Mais les habitants d’Idlib, dont les deux tiers sont des déplacés des autres régions de Syrie, vivent dans une zone qui échappe encore au contrôle du régime de Bachar el-Assad, et ils dépendent à 90% de l’aide internationale … qui n’arrive plus.

Pour faire pression sur ces millions de personnes, le gouvernement syrien et son allié russe ont progressivement restreint la possibilité de leur faire parvenir l’aide humanitaire. Il y avait autrefois quatre points de passage entre la Turquie et cette région de Syrie ; il n’en reste plus qu’un, Bab al-Hawa.

Chaque année, ce passage frontalier est soumis à un renouvellement au Conseil de sécurité de l’ONU : l’an dernier, Moscou a menacé de mettre son véto, avant de le renouveler pour un an. Un chantage permanent, bien conscient du fait qu’une fermeture de la frontière condamne à mort ces millions de personnes.

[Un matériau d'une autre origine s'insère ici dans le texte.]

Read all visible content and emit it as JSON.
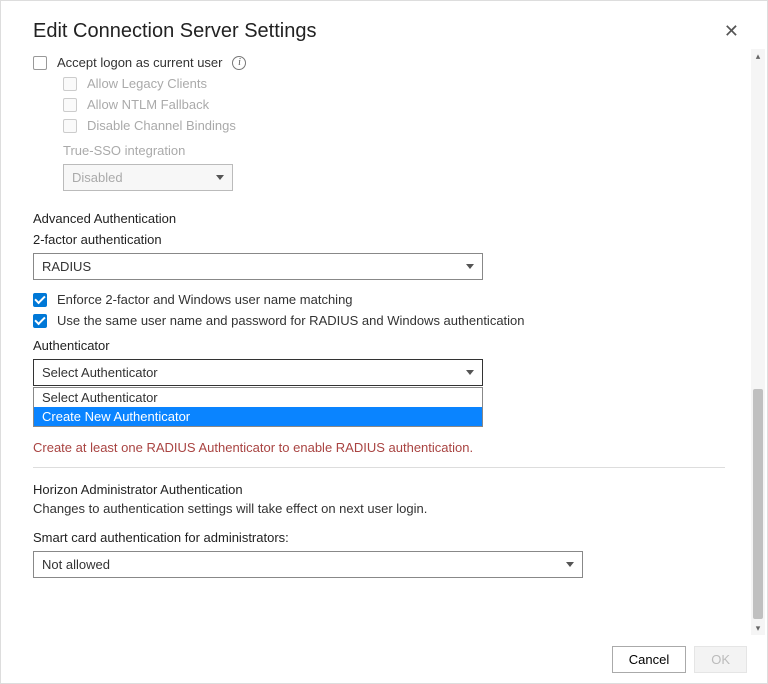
{
  "dialog": {
    "title": "Edit Connection Server Settings"
  },
  "logon": {
    "accept_label": "Accept logon as current user",
    "allow_legacy": "Allow Legacy Clients",
    "allow_ntlm": "Allow NTLM Fallback",
    "disable_channel": "Disable Channel Bindings",
    "true_sso_label": "True-SSO integration",
    "true_sso_value": "Disabled"
  },
  "advanced": {
    "heading": "Advanced Authentication",
    "two_factor_label": "2-factor authentication",
    "two_factor_value": "RADIUS",
    "enforce_label": "Enforce 2-factor and Windows user name matching",
    "same_credentials_label": "Use the same user name and password for RADIUS and Windows authentication",
    "authenticator_label": "Authenticator",
    "authenticator_value": "Select Authenticator",
    "authenticator_options": [
      "Select Authenticator",
      "Create New Authenticator"
    ],
    "warning": "Create at least one RADIUS Authenticator to enable RADIUS authentication."
  },
  "horizon": {
    "heading": "Horizon Administrator Authentication",
    "note": "Changes to authentication settings will take effect on next user login.",
    "smartcard_label": "Smart card authentication for administrators:",
    "smartcard_value": "Not allowed"
  },
  "footer": {
    "cancel": "Cancel",
    "ok": "OK"
  }
}
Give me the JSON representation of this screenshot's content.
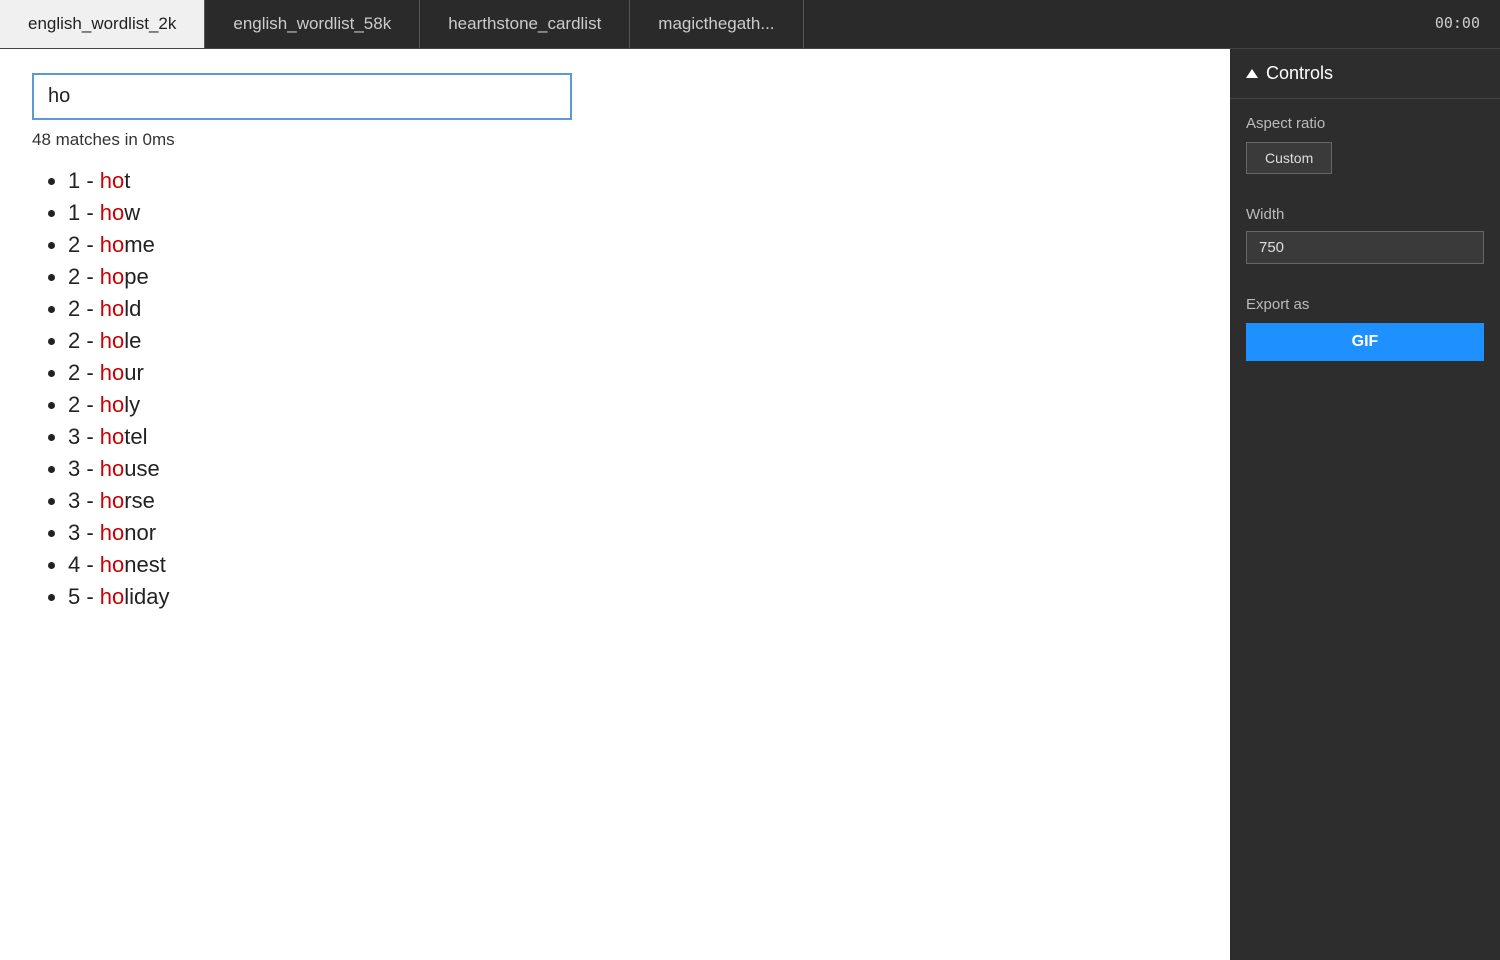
{
  "timer": "00:00",
  "tabs": [
    {
      "id": "tab-wordlist-2k",
      "label": "english_wordlist_2k",
      "active": true
    },
    {
      "id": "tab-wordlist-58k",
      "label": "english_wordlist_58k",
      "active": false
    },
    {
      "id": "tab-hearthstone",
      "label": "hearthstone_cardlist",
      "active": false
    },
    {
      "id": "tab-magic",
      "label": "magicthegath...",
      "active": false
    }
  ],
  "search": {
    "value": "ho",
    "placeholder": ""
  },
  "match_info": "48 matches in 0ms",
  "results": [
    {
      "number": "1",
      "highlight": "ho",
      "rest": "t"
    },
    {
      "number": "1",
      "highlight": "ho",
      "rest": "w"
    },
    {
      "number": "2",
      "highlight": "ho",
      "rest": "me"
    },
    {
      "number": "2",
      "highlight": "ho",
      "rest": "pe"
    },
    {
      "number": "2",
      "highlight": "ho",
      "rest": "ld"
    },
    {
      "number": "2",
      "highlight": "ho",
      "rest": "le"
    },
    {
      "number": "2",
      "highlight": "ho",
      "rest": "ur"
    },
    {
      "number": "2",
      "highlight": "ho",
      "rest": "ly"
    },
    {
      "number": "3",
      "highlight": "ho",
      "rest": "tel"
    },
    {
      "number": "3",
      "highlight": "ho",
      "rest": "use"
    },
    {
      "number": "3",
      "highlight": "ho",
      "rest": "rse"
    },
    {
      "number": "3",
      "highlight": "ho",
      "rest": "nor"
    },
    {
      "number": "4",
      "highlight": "ho",
      "rest": "nest"
    },
    {
      "number": "5",
      "highlight": "ho",
      "rest": "liday"
    }
  ],
  "controls": {
    "header": "Controls",
    "aspect_ratio_label": "Aspect ratio",
    "custom_button_label": "Custom",
    "width_label": "Width",
    "width_value": "750",
    "export_label": "Export as",
    "gif_button_label": "GIF"
  }
}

Or le chaos et les destructions du séisme dans le sud de la Turquie font que l’aide internationale ne passe plus à Bab al-Hawa, au moment où la population en a le plus besoin. Les témoignages des humanitaires sur place font état d’une détresse totale. « La situation est terrifiante », déclare un médecin syrien cité par le Dr Raphaël Pitti, un humanitaire français très engagé dans cette région.

Des millions de personnes sont donc privées d’aide au milieu de cette catastrophe : 4,5 millions de personnes, dont de nombreux déplacés vivant dans une précarité totale, aggravée par le séisme.

Nous sommes au cœur d’un cauchemar géopolitique. La Syrie est en guerre depuis douze ans, depuis que la population a tenté d’abord pacifiquement de renverser une dictature. Depuis, le pays a été ravagé par la guerre, et le régime de Bachar el-Assad, aidé par la Russie et l’Iran, a repris le contrôle de la majeure partie du territoire : il revendique aujourd’hui la centralisation de l’aide internationale afin d’acquérir la légitimité qui lui fait défaut.

Mais il reste la zone d’Idlib, vers laquelle étaient dirigés les survivants des villes assiégées, et le Nord-Est aux mains des Kurdes, alliés des États-Unis et de la France. Ce puzzle syrien est un rappel que ce conflit n’est pas terminé.

L’urgence est évidemment de permettre l’aide humanitaire à toutes les victimes, où qu’elles se trouvent, sans entraves ; mais n’oublions pas qu’il n’y a toujours aucune perspective de solution politique en Syrie qui permettrait aux réfugiés de rentrer chez eux.